As we become fitter, our bodily functions such as digestion, respiration and circulation are increased.
The energy produced during exercise places a greater demand on these systems in order to allow our body to move more.
Think of food like the fuel we put in our car, that provides the car with energy to move, and the water in our body as the oil in the car that allows for those processes to happen more efficiently.
By being adequately hydrated our body is better at regulating our temperature especially during exercise.
If we don’t keep our body adequately hydrated we become dehydrated, which can cause an array of different problems such as…
Lack of energy:
When your body isn’t adequately hydrated, blood becomes thick and does not flow effectively.
This can prevent efficient transportation of oxygen rich red blood cells and glucose which is essential for energy production.

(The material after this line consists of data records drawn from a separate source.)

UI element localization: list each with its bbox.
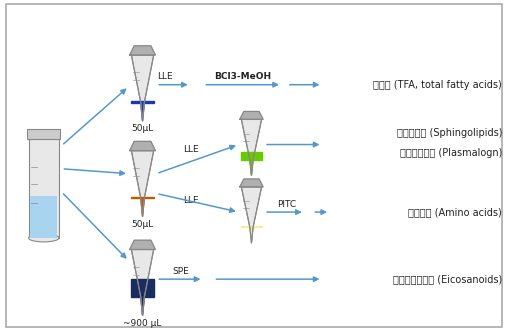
Text: 플라즈마로겐 (Plasmalogn): 플라즈마로겐 (Plasmalogn) [400,148,502,158]
Polygon shape [132,101,154,103]
Text: 50μL: 50μL [132,124,154,133]
Text: BCl3-MeOH: BCl3-MeOH [214,72,271,81]
Text: 에이코사노이드 (Eicosanoids): 에이코사노이드 (Eicosanoids) [393,274,502,284]
Polygon shape [130,240,155,250]
Text: 아미노산 (Amino acids): 아미노산 (Amino acids) [408,207,502,217]
Polygon shape [132,151,154,216]
Text: PITC: PITC [277,200,297,209]
Text: LLE: LLE [183,145,199,154]
Polygon shape [130,46,155,55]
Polygon shape [241,152,262,160]
Bar [28,139,59,238]
Polygon shape [132,55,154,121]
Polygon shape [241,119,262,175]
Polygon shape [250,227,253,243]
Text: 지방산 (TFA, total fatty acids): 지방산 (TFA, total fatty acids) [373,80,502,90]
Polygon shape [141,198,144,216]
Polygon shape [141,103,144,121]
Polygon shape [241,226,262,227]
Polygon shape [240,112,263,119]
Text: LLE: LLE [183,196,199,206]
Text: 스핑고지질 (Sphingolipids): 스핑고지질 (Sphingolipids) [397,128,502,138]
Polygon shape [250,160,253,175]
Ellipse shape [28,234,59,242]
Bar [27,129,60,139]
Polygon shape [132,250,154,315]
Text: SPE: SPE [172,267,189,276]
Text: ~900 μL: ~900 μL [123,319,162,328]
Text: 50μL: 50μL [132,220,154,229]
Polygon shape [132,197,154,198]
Polygon shape [130,141,155,151]
Polygon shape [241,187,262,243]
Polygon shape [240,179,263,187]
Text: LLE: LLE [157,72,173,81]
Polygon shape [141,297,144,315]
Bar [30,196,57,238]
Polygon shape [132,279,154,297]
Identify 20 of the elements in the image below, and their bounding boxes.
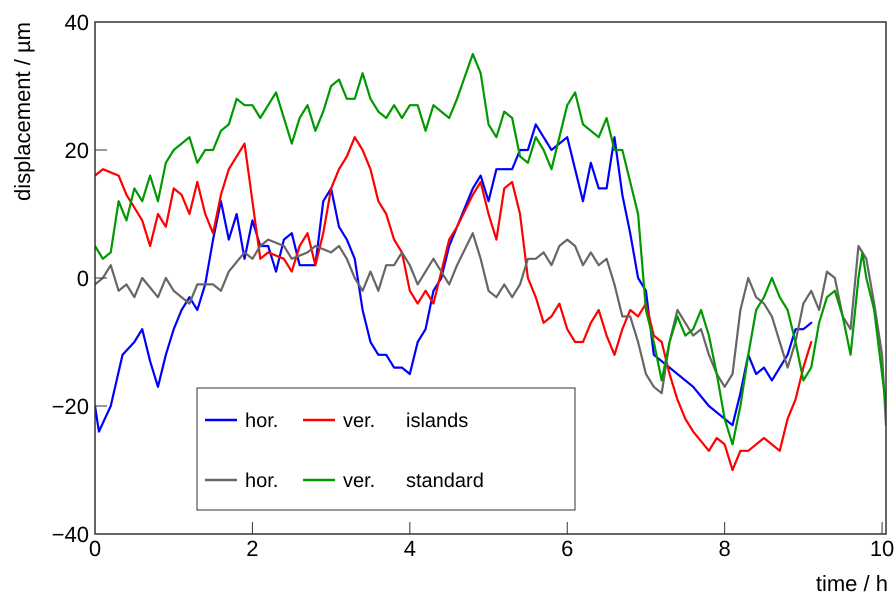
y-tick-label: −20: [52, 394, 89, 419]
x-tick-label: 6: [561, 536, 574, 561]
y-tick-label: −40: [52, 522, 89, 547]
x-tick-label: 4: [404, 536, 416, 561]
annotation: islands: [406, 410, 468, 432]
x-axis-title: time / h: [816, 571, 888, 596]
y-tick-label: 0: [76, 266, 89, 291]
y-tick-label: 40: [64, 10, 89, 35]
legend-label: hor.: [245, 470, 278, 492]
x-tick-label: 8: [718, 536, 731, 561]
y-tick-label: 20: [64, 138, 89, 163]
annotation: standard: [406, 470, 484, 492]
x-tick-label: 10: [870, 536, 894, 561]
legend-label: ver.: [343, 410, 376, 432]
legend-label: ver.: [343, 470, 376, 492]
legend-label: hor.: [245, 410, 278, 432]
y-axis-title: displacement / µm: [10, 22, 35, 201]
line-series: [95, 52, 886, 446]
x-tick-label: 2: [246, 536, 259, 561]
line-series: [95, 232, 886, 426]
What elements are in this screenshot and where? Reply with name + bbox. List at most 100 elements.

The production of body waste is hampered by dehydration. Think of pumping cement, the more water in it, the easier it will come out of the pipes!
Joint Pain and Stiffness:
In our joints we have a substance called synovial fluid. This fluid acts as a lubricant, and as you probably guessed it’s made up of mostly water.
By not having enough water in our system, (especially as we become more active) our body’s joints will dry out, and can become in-effective. The lack of lubrication will cause more wear and tear on our joints, and lead to pain!
The human skin loses it’s elasticity as we age, couple that with dehydration and the skin becomes like a wilted tree that has lost it’s turgor.
The kidneys are one of the most hard-working organs in the human body. Their main role is to act as a purification system for the blood, filtering out and excreting waste products through urine. When we are dehydrated our urine has a higher concentration of waste. This can lead to the formation of crystals which can affect kidney function lead to kidney stones.
How to stay well hydrated
Water should always be your drink of choice for maintaining hydration, but some fruits have between 80 to 98% water content and are a valuable source of some of the body’s essential electrolytes.
Remember Alcoholic drinks and those high in caffeine act as a diuretic and will increase dehydration.
Do I know If I am Hydrated enough?
There are many different opinions on how much water we should drink a day, but an easy one to remember is 8 x 8oz glasses a day, which equates to around 2L. You may need to increase this, as you increase your level of activity.
The best indicator of how hydrated you are is to look at the colour of your urine. This should be a straw colour. (Be aware that some vitamins etc. will change the colour of your urine).